Fonte: Jornal do Brasil, 18/02/1982.

João Brandão veio dizer-me que adora sambas-enredo. Ainda não pôde ir às quadras das escolas, onde se ensaia furiosamente, mas leu e absorveu todas as letras divulgadas pelos jornais e até pelas drogarias.

— Como antibióticos contra a inflação? — Perguntei-lhe.

— Como publicidade de produto farmacêutico. Ganhei numa drogaria duas ventarolas, com as letras impressas nas quatro faces. E cada vez mais aprecio o teor literário dos textos, que popularizam a poesia da maneira mais contagiante: pela música.

E João me passou uma ventarola, chamando atenção para o samba-enredo da Beija-Flor: O olho azul da serpente. O título já é poesia. Só um poeta, seja ele um da velha guarda ou Wilson Bombeiro e Carlinhos Bagunça, autores declarados da peça, poderia observar de imediato essa particularidade da serpente: o azul dos olhos. É uma história de bruxaria no reino de Paranambuco e faz referência expressa à literatura de cordel; desfilam Maurício de Nassau, Mestre Vitalino e o rei guerreiro dourado, ao som da “viola vadia de vida boa”. Conclusão: “Caruaru tá contente, o Nordeste tá sorrindo”. Numa boa, apesar dos pesares!

Os Acadêmicos do Salgueiro não fazem por menos, e saem de Anfitrite, Netuno, Cinderela, polvo de prata, passarinho de cristal, rei na carruagem de corcéis alados. Zedi e César Veneno, autores confessos, adentraram o “reino do faz de conta”, que João Brandão não sabe ao certo se é o reino da fantasia ou pseudônimo do país oficial inserido em nosso país concreto, onde os polvos não são prateados e as carruagens rodam a poder de gasolina ou álcool caríssimos.
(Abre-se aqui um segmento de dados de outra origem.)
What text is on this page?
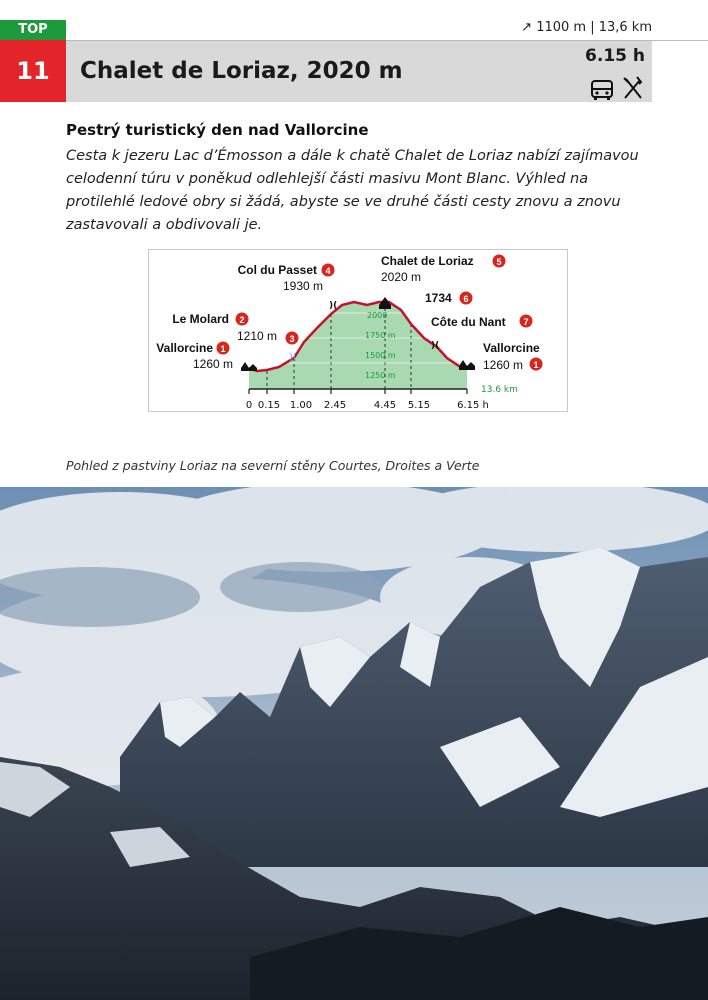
TOP
11
↗ 1100 m | 13,6 km
Chalet de Loriaz, 2020 m
6.15 h
Pestrý turistický den nad Vallorcine

Cesta k jezeru Lac d’Émosson a dále k chatě Chalet de Loriaz nabízí zajímavou celodenní túru v poněkud odlehlejší části masivu Mont Blanc. Výhled na protilehlé ledové obry si žádá, abyste se ve druhé části cesty znovu a znovu zastavovali a obdivovali je.

)(
)(
)(
2000
1750 m
1500 m
1250 m
13.6 km
0 0.15 1.00 2.45	4.45 5.15	6.15 h
Vallorcine 1
1260 m
Le Molard 2
1210 m 3
Col du Passet 4
1930 m
Chalet de Loriaz	5
2020 m
1734 6
Côte du Nant 7
Vallorcine
1260 m 1
Pohled z pastviny Loriaz na severní stěny Courtes, Droites a Verte
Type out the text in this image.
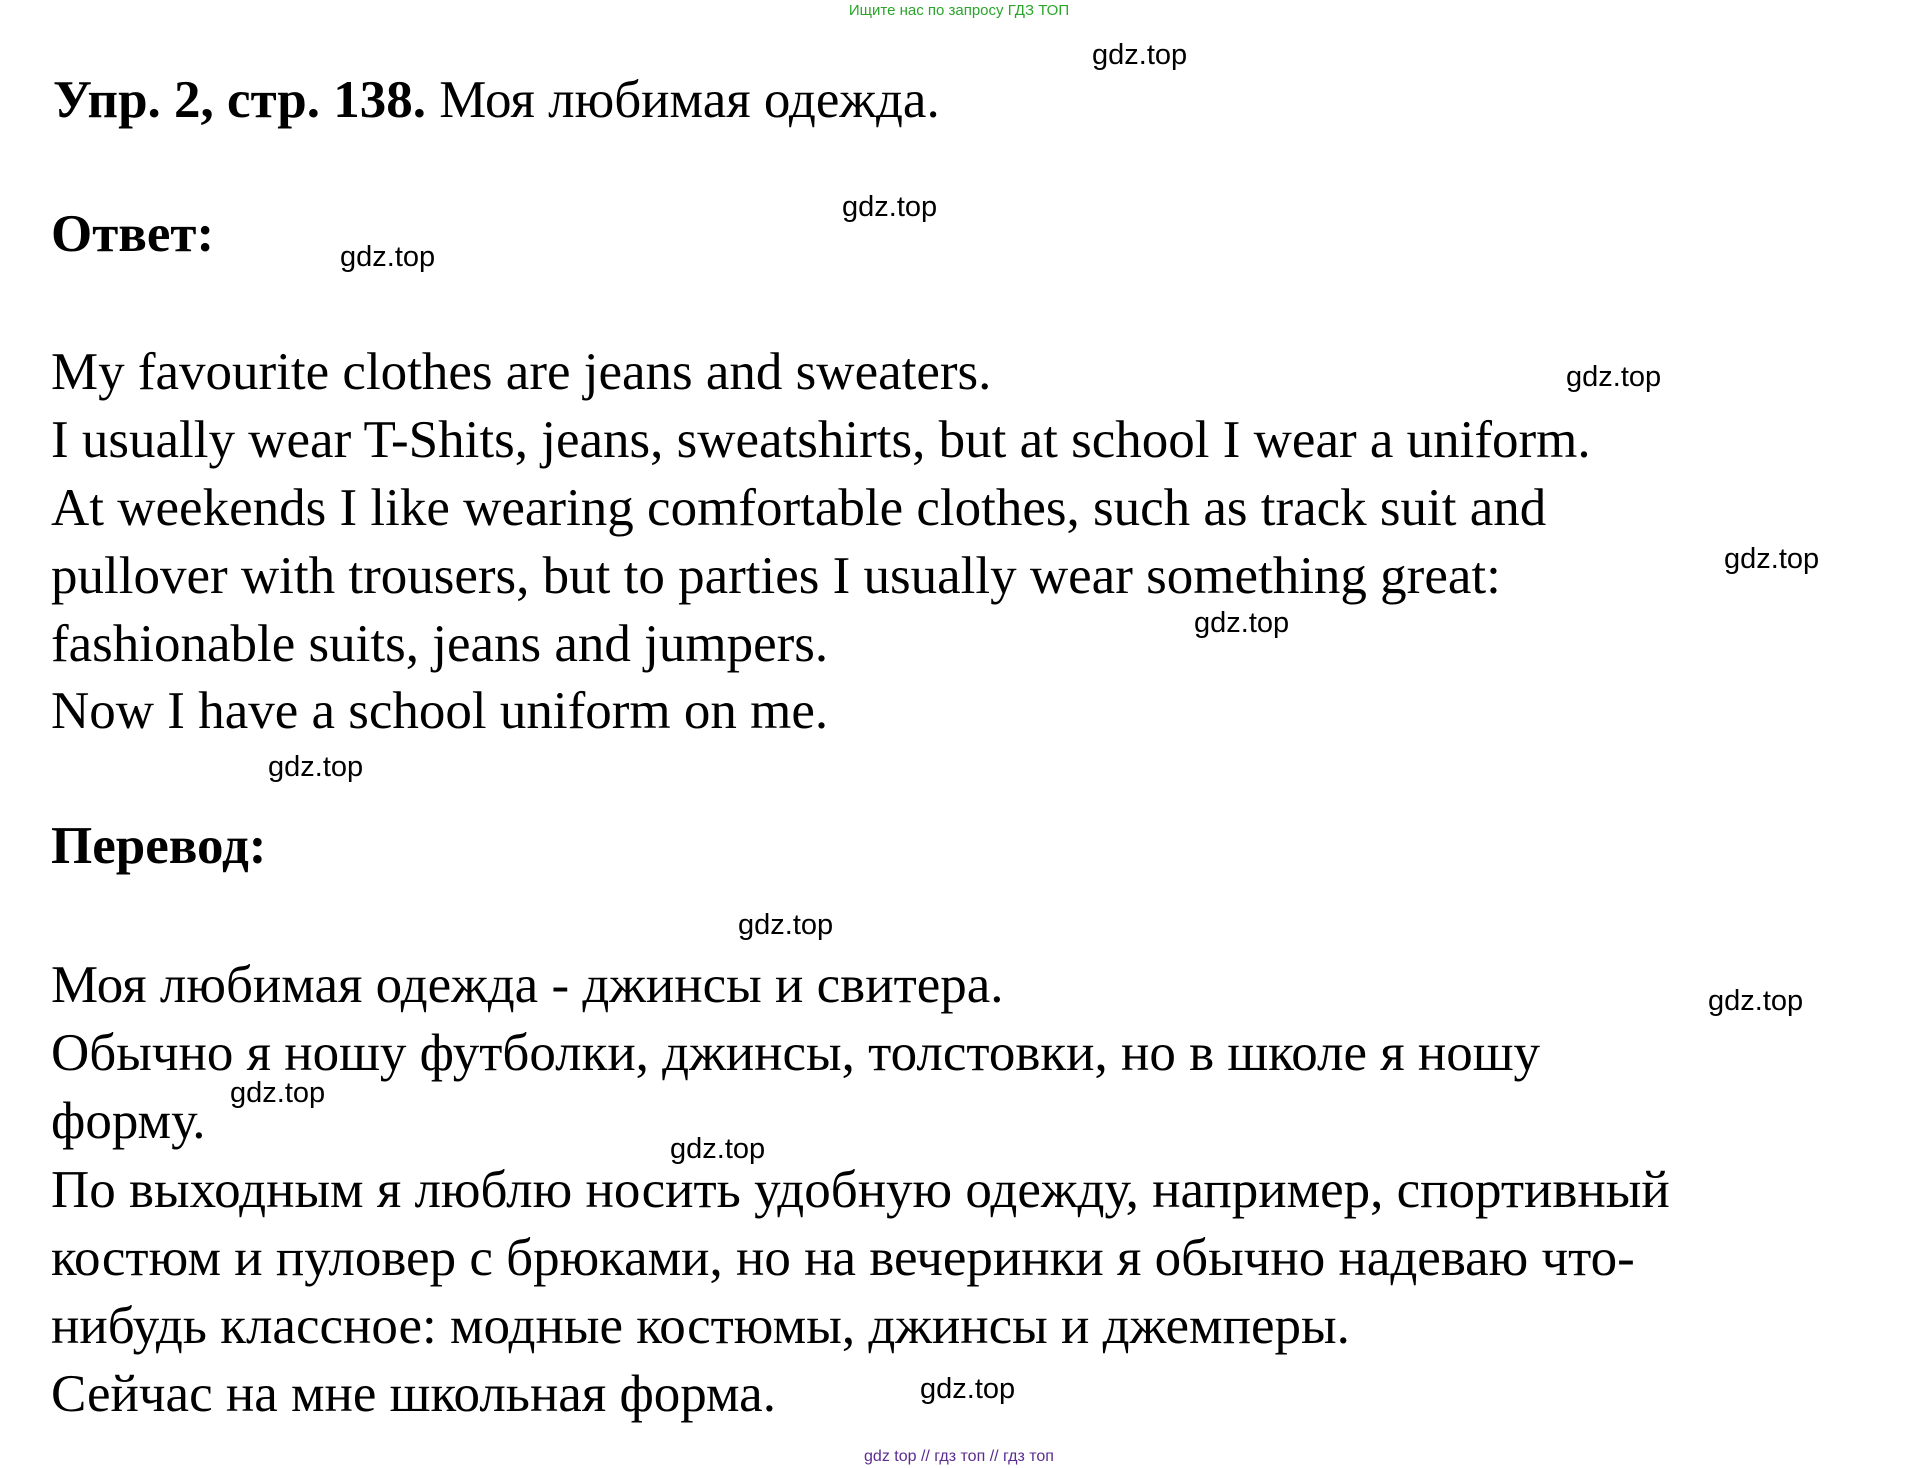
Ищите нас по запросу ГДЗ ТОП
Упр. 2, стр. 138. Моя любимая одежда.
Ответ:
My favourite clothes are jeans and sweaters.
I usually wear T-Shits, jeans, sweatshirts, but at school I wear a uniform.
At weekends I like wearing comfortable clothes, such as track suit and
pullover with trousers, but to parties I usually wear something great:
fashionable suits, jeans and jumpers.
Now I have a school uniform on me.
Перевод:
Моя любимая одежда - джинсы и свитера.
Обычно я ношу футболки, джинсы, толстовки, но в школе я ношу
форму.
По выходным я люблю носить удобную одежду, например, спортивный
костюм и пуловер с брюками, но на вечеринки я обычно надеваю что-
нибудь классное: модные костюмы, джинсы и джемперы.
Сейчас на мне школьная форма.
gdz.top
gdz.top
gdz.top
gdz.top
gdz.top
gdz.top
gdz.top
gdz.top
gdz.top
gdz.top
gdz.top
gdz.top
gdz top // гдз топ // гдз топ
A preocupação literária acentua-se nos Unidos da Tijuca, ao recordarem Lima Barreto, “figura destacada do romance social”, nestes versos geniais, assinados por Adriano:

Mesmo sendo excelente
escritor,
Inocente,
Barreto não sabia
Que o talento banhado 
pela cor
Não pisava o chão da 
Academia.

A formidável onomatopeia do “Bum, bum paticumbum prugurundum”, no Império Serrano, pede passagem “pros moleques de Debret” e acentua a magia poética destes versos de Beto Sem Braço e Aluísio:

Enfeitei meu coração
De confete e serpentina. 
Minha mente se fez menina 
Num mundo de recordação, 
Abracei a coroa imperial...

Didi e Mestrinho introduzem no vocabulário dos sambas-enredo a palavra euforia (“eu vim descendo a serra cheio de euforia para desfilar”). É assim que a União da Ilha do Governador entrará na competição:

A minha alegria 
Atravessou o mar
E ancorou na passarela. 
Fez um desembarque fascinante 
No maior show da terra.

Caruso e Djalma Branco, pela Unidos de São Carlos, estabelecem interessante jogo de som e sentido, entre renda e rede: “Quem joga a rede pega o peixe e faz a renda”. “Há rede e renda”. “Vou deitar na rede, / vou sonhar os sonhos dela / e trazer muié rendeira / pra rendá na passarela”.

João Brandão pergunta se nossos poetas atuais, da velha à novíssima guarda, os consagrados e os marginais, convidados a fazer letra de samba-enredo, fariam melhor. Apresentariam certamente obras mais caprichadas estilisticamente (isto é, nem todos), mas lhes faltaria essa “qualquer coisa” que individualiza o sambista de carnaval de escola. O gênero não é fácil, as palavras escravizam-se à melodia, que as glorifica ou anula. O poeta de escola tem como norma impositiva a produção de um texto que se espalhe através de grandes massas corais. Não lhe passa pela cuca a intenção de ser lido individualmente, em página de livro ou de revista. É um associado do compositor, quando não constituem os dois um só autor, musicopoeta. Dá à sua humilde, mas poderosa criação um valor de comunhão coletiva que o soneto, mesmo o de Shakespeare, jamais alcançaria. É um poeta social por excelência.

Estas coisas, ditas por João Brandão em momento de entusiasmo, foram subitamente abafadas pelo som violento que vinha do rádio: Bum, bum paticumbum! Prugurundum! O samba-enredo pouco ligava a esses louvores. Conquistava o espaço, metia-se na zona sensível de cada um, bum! bum! afastava qualquer veleidade de raciocínio: paticumbum! abolia a suposta ordem das coisas no mundo e na mente: prugurundum!